IHU On-Line – De que modo a redução dos banhados tem
impactado a reprodução dos peixes na Bacia do Rio dos Sinos?
Rafael
Gomes de Moura - O impacto se dá principalmente na reprodução dos peixes. Essas áreas de banhado, além de servirem como área
de reprodução, produzem macroinvertebrados — insetos aquáticos muito grandes —,
os quais se reproduzem por conta da quantidade de plantas que servem de
alimentos para eles. Então, à medida que se reduzem essas áreas de alimentação,
se reduz também o habitat de alimentação e reprodução dos peixes. Não vemos o
impacto disso de modo mais visível porque na Bacia do Rio dos Sinos não existem tantos pescadores, mas quem pesquisa a
área de peixes percebe que houve uma redução de peixes na Bacia.

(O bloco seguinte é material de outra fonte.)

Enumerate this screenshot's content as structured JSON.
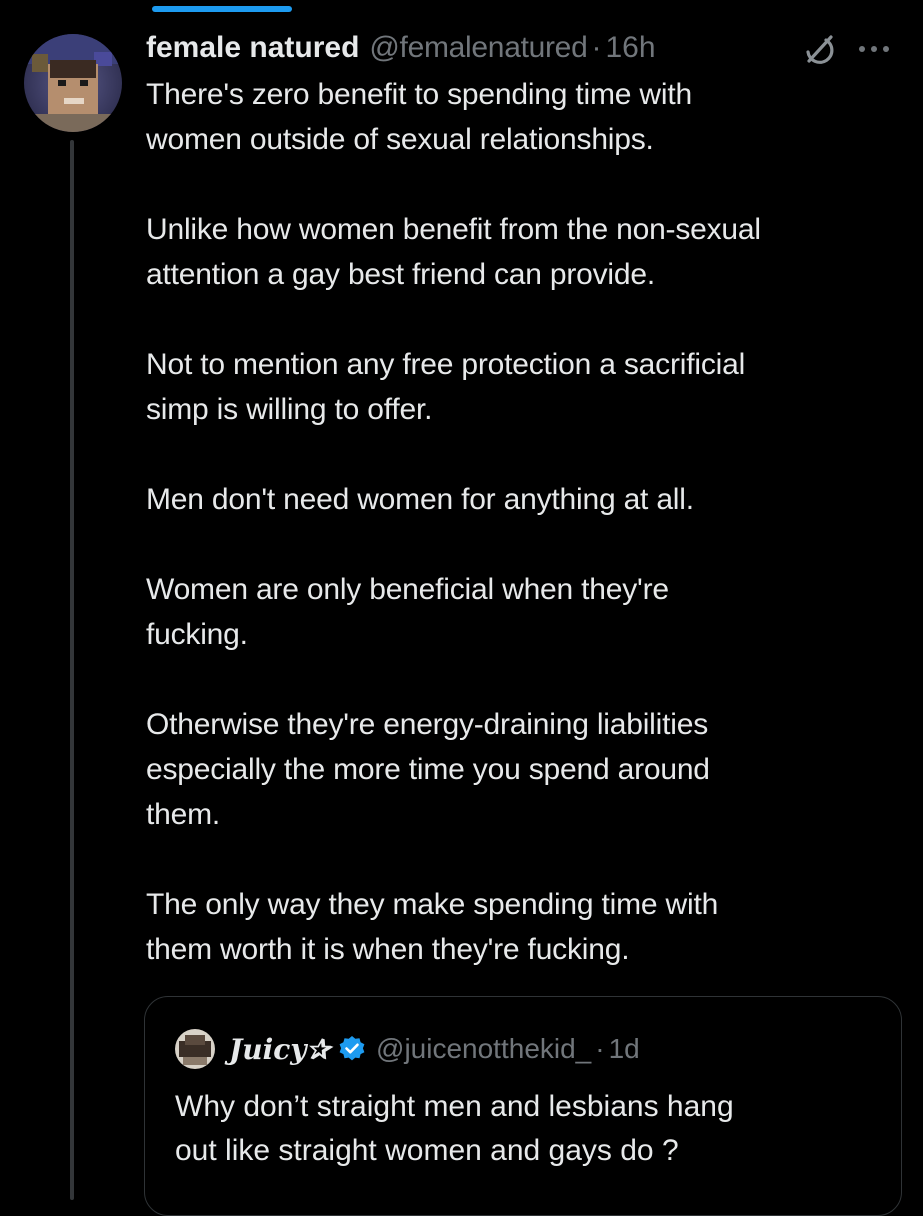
{
  "colors": {
    "background": "#000000",
    "text_primary": "#e7e9ea",
    "text_secondary": "#71767b",
    "accent": "#1d9bf0",
    "border": "#2f3336"
  },
  "tweet": {
    "display_name": "female natured",
    "handle": "@femalenatured",
    "separator": "·",
    "time": "16h",
    "icons": [
      "grok-icon",
      "more-icon"
    ],
    "paragraphs": [
      [
        "There's zero benefit to spending time with",
        "women outside of sexual relationships."
      ],
      [
        "Unlike how women benefit from the non-sexual",
        "attention a gay best friend can provide."
      ],
      [
        "Not to mention any free protection a sacrificial",
        "simp is willing to offer."
      ],
      [
        "Men don't need women for anything at all."
      ],
      [
        "Women are only beneficial when they're",
        "fucking."
      ],
      [
        "Otherwise they're energy-draining liabilities",
        "especially the more time you spend around",
        "them."
      ],
      [
        "The only way they make spending time with",
        "them worth it is when they're fucking."
      ]
    ]
  },
  "quoted_tweet": {
    "display_name": "Juicy✰",
    "verified": true,
    "handle": "@juicenotthekid_",
    "separator": "·",
    "time": "1d",
    "lines": [
      "Why don’t straight men and lesbians hang",
      "out like straight women and gays do ?"
    ]
  }
}
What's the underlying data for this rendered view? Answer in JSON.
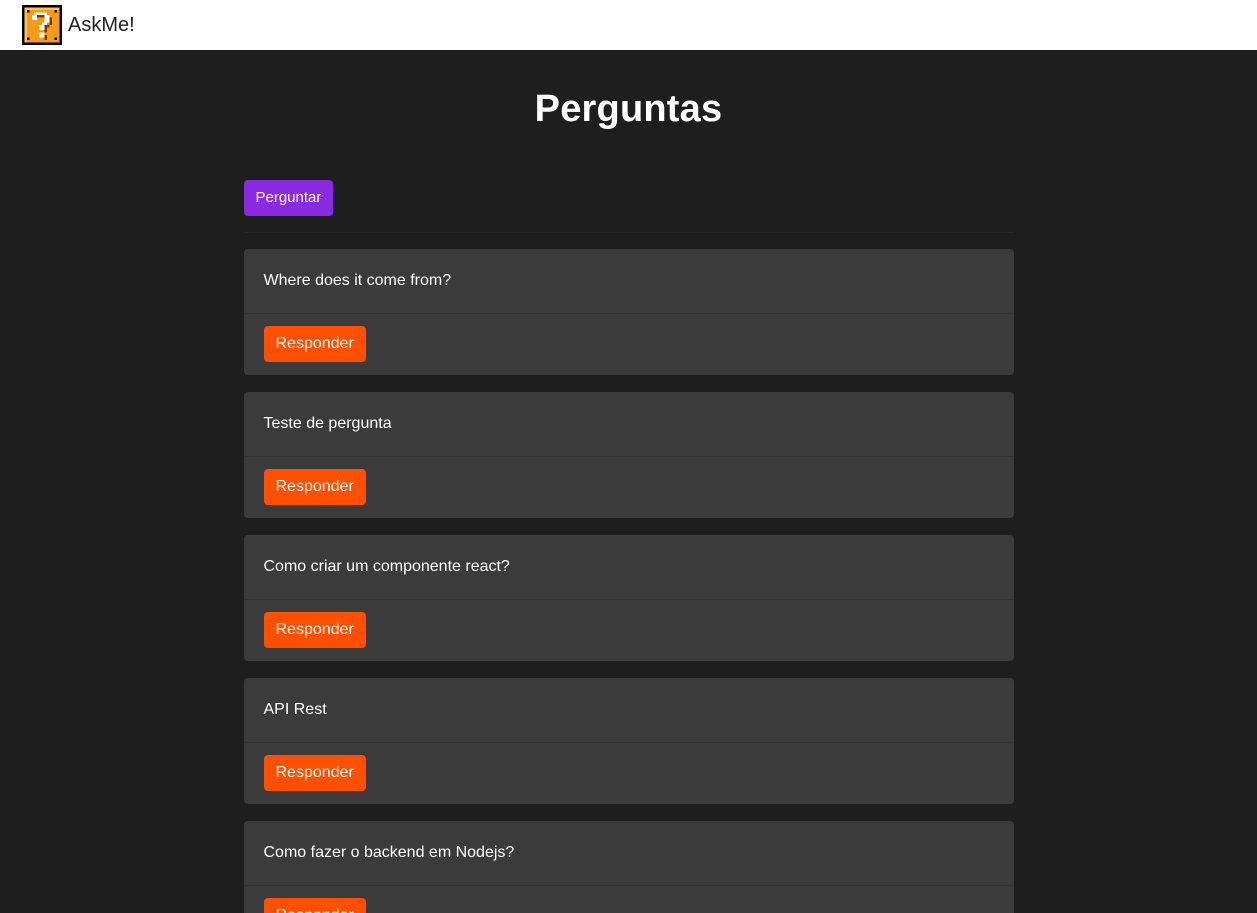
{
  "header": {
    "brand": "AskMe!",
    "logo_icon": "question-block-icon"
  },
  "main": {
    "title": "Perguntas",
    "ask_button": "Perguntar"
  },
  "questions": [
    {
      "text": "Where does it come from?",
      "answer_button": "Responder"
    },
    {
      "text": "Teste de pergunta",
      "answer_button": "Responder"
    },
    {
      "text": "Como criar um componente react?",
      "answer_button": "Responder"
    },
    {
      "text": "API Rest",
      "answer_button": "Responder"
    },
    {
      "text": "Como fazer o backend em Nodejs?",
      "answer_button": "Responder"
    }
  ],
  "colors": {
    "background": "#1e1e1e",
    "card": "#3b3b3b",
    "ask_button": "#8a2be2",
    "answer_button": "#ff4f00",
    "navbar": "#ffffff"
  }
}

IHU On-Line – Diante desse diagnóstico, o que é
possível fazer?
Rafael
Gomes de Moura - Os banhados que foram
suprimidos não serão recuperados porque, nas áreas onde havia esses banhados,
hoje existem cidades. Houve um processo de aterro nessas áreas, o fluxo do rio
já foi alterado e a dinâmica topográfica também. Portanto, o processo é
irreversível. O que se pode fazer hoje — e é isso que o Comitê de Gerenciamento da Bacia
Hidrográfica do Rio dos Sinos – Comitesinos está fazendo — é conservar os aproximadamente 30% de
áreas úmidas que ainda temos dentro da Bacia do Rio dos Sinos.

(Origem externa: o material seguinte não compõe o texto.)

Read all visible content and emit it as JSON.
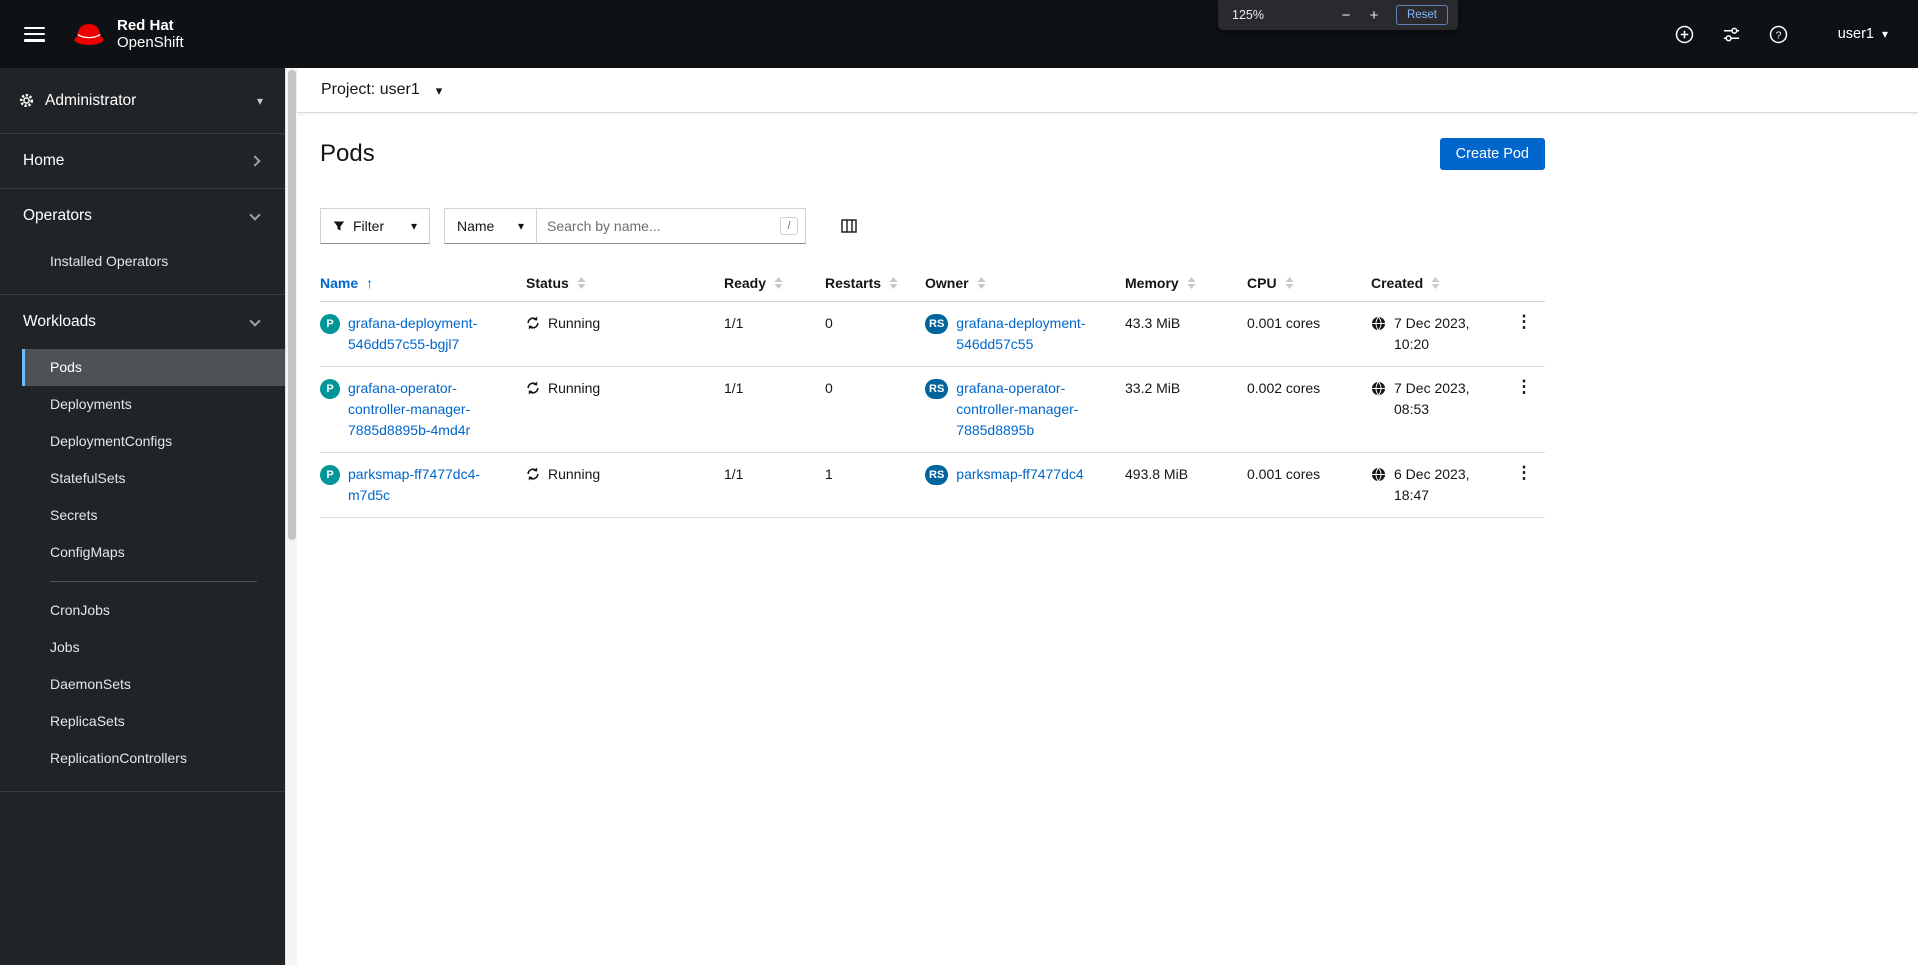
{
  "masthead": {
    "brand_line1": "Red Hat",
    "brand_line2": "OpenShift",
    "username": "user1"
  },
  "zoom_overlay": {
    "level": "125%",
    "minus": "−",
    "plus": "+",
    "reset": "Reset"
  },
  "glyphs": {
    "caret_down": "▾",
    "kebab": "⋮",
    "sort_ascending": "↑"
  },
  "sidebar": {
    "perspective": "Administrator",
    "home": "Home",
    "operators": "Operators",
    "installed_operators": "Installed Operators",
    "workloads": "Workloads",
    "workloads_items": [
      "Pods",
      "Deployments",
      "DeploymentConfigs",
      "StatefulSets",
      "Secrets",
      "ConfigMaps",
      "CronJobs",
      "Jobs",
      "DaemonSets",
      "ReplicaSets",
      "ReplicationControllers"
    ],
    "active_item": "Pods"
  },
  "project_bar": {
    "label": "Project: user1"
  },
  "page": {
    "title": "Pods",
    "create_button": "Create Pod"
  },
  "toolbar": {
    "filter": "Filter",
    "attribute": "Name",
    "search_placeholder": "Search by name...",
    "search_shortcut": "/"
  },
  "table": {
    "columns": {
      "name": "Name",
      "status": "Status",
      "ready": "Ready",
      "restarts": "Restarts",
      "owner": "Owner",
      "memory": "Memory",
      "cpu": "CPU",
      "created": "Created"
    },
    "badges": {
      "pod": "P",
      "replicaset": "RS"
    },
    "rows": [
      {
        "name": "grafana-deployment-546dd57c55-bgjl7",
        "status": "Running",
        "ready": "1/1",
        "restarts": "0",
        "owner": "grafana-deployment-546dd57c55",
        "memory": "43.3 MiB",
        "cpu": "0.001 cores",
        "created": "7 Dec 2023, 10:20"
      },
      {
        "name": "grafana-operator-controller-manager-7885d8895b-4md4r",
        "status": "Running",
        "ready": "1/1",
        "restarts": "0",
        "owner": "grafana-operator-controller-manager-7885d8895b",
        "memory": "33.2 MiB",
        "cpu": "0.002 cores",
        "created": "7 Dec 2023, 08:53"
      },
      {
        "name": "parksmap-ff7477dc4-m7d5c",
        "status": "Running",
        "ready": "1/1",
        "restarts": "1",
        "owner": "parksmap-ff7477dc4",
        "memory": "493.8 MiB",
        "cpu": "0.001 cores",
        "created": "6 Dec 2023, 18:47"
      }
    ]
  },
  "colors": {
    "link": "#0066cc",
    "primary": "#0066cc",
    "pod_badge": "#009596",
    "rs_badge": "#00659c",
    "masthead": "#0f1214",
    "sidebar": "#212427",
    "nav_current": "#4f5255",
    "nav_accent": "#73bcf7",
    "brand_red": "#ee0000"
  }
}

IHU On-Line – É possível conciliar a preservação
dessas áreas com a contínua expansão das cidades?
Rafael
Gomes de Moura - Acredito que há uma
forma de conservar essas áreas úmidas através dos Planos Diretores dos Municípios, os quais podem ser mais focados para
garantir essa conservação. Se nos anos 80 tivéssemos Planos Diretores que
informassem e delimitassem as regiões de banhado, teríamos tido condições de
preservar essas áreas e certamente hoje teríamos uma gestão ambiental da Bacia
completamente diferente.
Precisamos
pensar daqui para frente, porque os banhados são
fundamentais para preservar a água da Bacia. A Bacia do Rio dos Sinos é
uma área completamente atípica em relação a outras bacias hidrográficas, pois
ela ainda produz água nas suas nascentes, que estão na região da serra.